Die Rebellion der Mainhardter gegen ihre Obrigkeit in den Jahren 1745-1755

Karte des Fürstentums Hohenlohe und der Grafschaft Limpurg von C. F. Hammer, 1806. Der Kartenausschnitt zeigt das hohenlohische Amt Mainhardt. Vorlage: Landesarchiv HZAN GA 105 Nr. 481
Karte des Fürstentums Hohenlohe und der Grafschaft Limpurg von C. F. Hammer, 1806. Der Kartenausschnitt zeigt das hohenlohische Amt Mainhardt. Vorlage: Landesarchiv HZAN GA 105 Nr. 481.
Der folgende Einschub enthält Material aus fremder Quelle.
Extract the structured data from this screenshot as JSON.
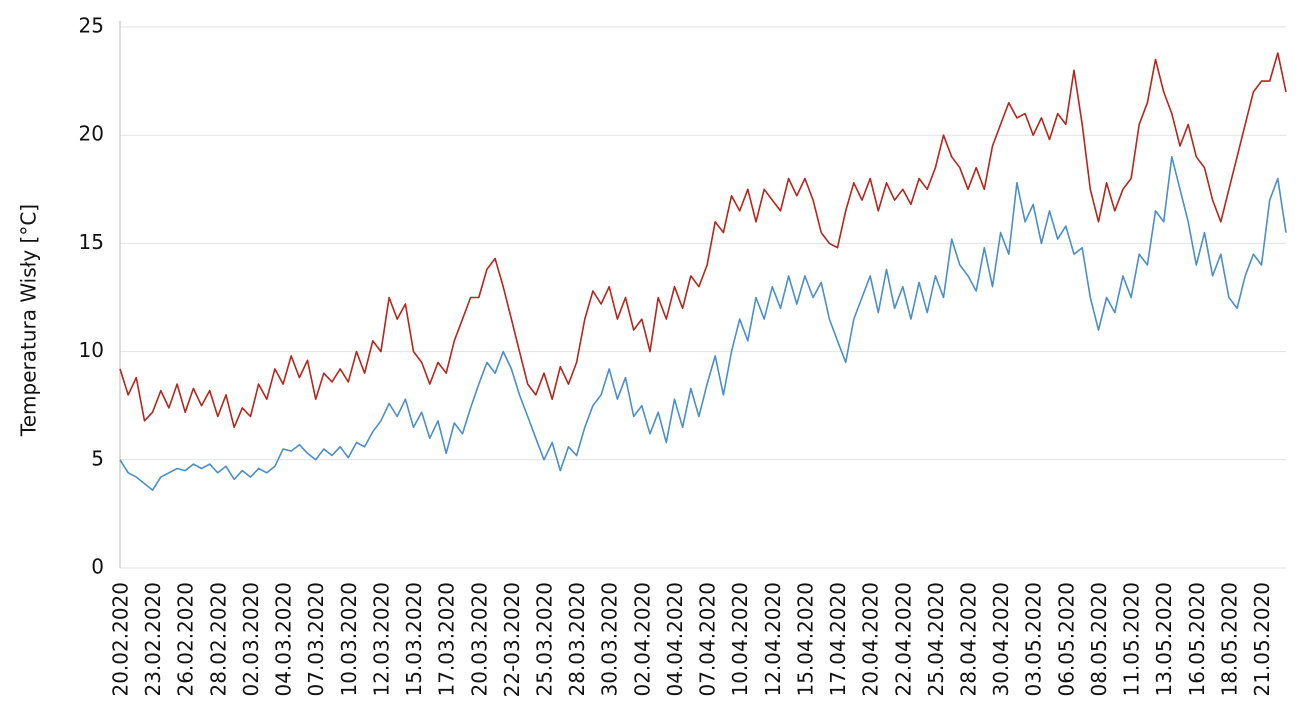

Karg ist die Gegend im Mainhardter Wald noch heute. Vor 250 Jahren aber bedeutete dies für die Bewohner des hohenlohischen Amtes Mainhardt, dass der Boden häufig nicht genug Ertrag abwarf, um das eigene Überleben zu sichern. Wer nicht genügend Wald besaß, dem blieb oft nichts anderes übrig, als sich und die Seinen mit Hausiererhandel, als Salzführer oder Salzträger durchzubringen.

In einer solchen Situation stößt die Erhöhung von Steuern und Abgaben nicht gerade auf Begeisterung. Fürst Ferdinand von Hohenlohe-Pfedelbach hatte jedoch seit der Übernahme der Regierung 1729 eine rege und teure Bautätigkeit entfaltet, die zu finanzieren war. Als sein Bruder und Nachfolger, Fürst Joseph von Hohenlohe-Pfedelbach, am 1. Juli 1745 dann auch noch die Umwandlung des Frondienstes in ein Dienstgeld verfügte, brachte dies das Fass zum Überlaufen. Die fürstlichen Geldeintreiber wurden von den Mainhardter Untertanen beschimpft, tätlich angegriffen und mussten schließlich erfolglos umkehren.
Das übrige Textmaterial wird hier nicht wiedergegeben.